EVEN IF A computer breakdown did call a halt to the mass legislative exodus in Richmond Saturday, the 1983 General Assembly session that finally ended a day later was proof that these odd- year, abbreviated sessions can be productive. Though not every issue was addressed just the way you might like it, the lawmakers demonstrated 1) that there was important business to be done quickly and 2) that voters were right last fall to reject a proposed state constitutional amendment that would have limited the introduction of legislation in these odd-year sessions.
Proponents of the amendment claimed at the time that the short sessions were becoming too burdensome for part-time lawmakers. (Translation: leave a lot of this important state business to a small group of agenda-setters). For the record, and not because these numbers tell you anything about legislative substance, this year's lawmakers sifted through more than 1,200 bills in their 47-day get-together. They also did what serious legislators do in other states: kill and pigeonhole a lot of fringe proposals and other measures introduced more as formalities than all-out quests for change.
The main business at hand--agreement on amendments to the state budget--was the product of three days of hard bargaining that ended with a reasonable compromise. True, some members complained about lack of time to review details, but the end product is a moderate proposal that provides more money than Gov. Robb had sought for education but--and here's the obligation when a legislature does this sort of thing--also contains an agreement to accelerate collections of some taxes.
Compromises also brought other significant changes that will undergo trials in the future, including the creation of an intermediate court of appeals that for the first time will guarantee a convicted criminal a second hearing in the state's court, provisions to speed the release from prison of some nonviolent convicts, a workable ethics law, and the raising of the beer-buying-and-drinking age to 19.

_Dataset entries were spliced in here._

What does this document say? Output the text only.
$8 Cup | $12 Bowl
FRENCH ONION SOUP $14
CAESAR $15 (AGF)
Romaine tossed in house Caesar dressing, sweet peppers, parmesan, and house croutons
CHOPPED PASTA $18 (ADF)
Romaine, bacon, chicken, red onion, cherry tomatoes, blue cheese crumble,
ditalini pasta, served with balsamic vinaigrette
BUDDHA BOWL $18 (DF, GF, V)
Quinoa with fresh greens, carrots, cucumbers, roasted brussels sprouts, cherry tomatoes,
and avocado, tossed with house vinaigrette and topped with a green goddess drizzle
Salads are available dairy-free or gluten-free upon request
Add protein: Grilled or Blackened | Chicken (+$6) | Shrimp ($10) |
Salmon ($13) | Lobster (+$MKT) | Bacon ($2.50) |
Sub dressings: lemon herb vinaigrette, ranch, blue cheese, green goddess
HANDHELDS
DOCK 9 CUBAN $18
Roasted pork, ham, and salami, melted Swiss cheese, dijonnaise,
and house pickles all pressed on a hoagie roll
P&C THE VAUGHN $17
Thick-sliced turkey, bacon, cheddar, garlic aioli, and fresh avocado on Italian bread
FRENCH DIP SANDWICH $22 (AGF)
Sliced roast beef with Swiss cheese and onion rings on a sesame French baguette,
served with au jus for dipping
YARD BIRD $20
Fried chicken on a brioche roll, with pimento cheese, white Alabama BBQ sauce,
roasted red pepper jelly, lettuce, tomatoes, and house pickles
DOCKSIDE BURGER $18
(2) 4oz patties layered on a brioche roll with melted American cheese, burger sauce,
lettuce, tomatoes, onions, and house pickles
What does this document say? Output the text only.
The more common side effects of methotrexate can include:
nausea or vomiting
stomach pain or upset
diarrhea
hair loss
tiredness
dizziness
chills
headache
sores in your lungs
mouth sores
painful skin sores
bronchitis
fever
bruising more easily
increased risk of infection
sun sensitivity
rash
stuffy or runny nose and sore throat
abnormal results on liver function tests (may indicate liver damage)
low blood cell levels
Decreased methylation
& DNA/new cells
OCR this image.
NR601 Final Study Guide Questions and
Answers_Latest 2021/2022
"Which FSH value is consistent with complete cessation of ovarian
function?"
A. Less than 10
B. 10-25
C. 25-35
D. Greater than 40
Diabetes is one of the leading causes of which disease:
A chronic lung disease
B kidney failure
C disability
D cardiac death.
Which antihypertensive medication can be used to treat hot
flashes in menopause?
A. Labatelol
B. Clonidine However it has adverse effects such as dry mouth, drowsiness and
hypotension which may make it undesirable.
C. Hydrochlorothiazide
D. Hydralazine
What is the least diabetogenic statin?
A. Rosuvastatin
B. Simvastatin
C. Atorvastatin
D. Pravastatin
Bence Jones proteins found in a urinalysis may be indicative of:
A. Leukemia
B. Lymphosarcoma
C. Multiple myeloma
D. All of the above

There were significant failures, too, including the refusal to make the birthday of Dr. Martin Luther King Jr. a state holiday and rejection of a proposal to eliminate beer and soft-drink throwaways through deposit requirements. But these bills have died in the longer sessions of the past as well as in the short session, and certainly did not suffer from lack of heated debate. So, rather than bemoan the workload, legislators should point to their achievements, which, on balance, added up to a solid performance.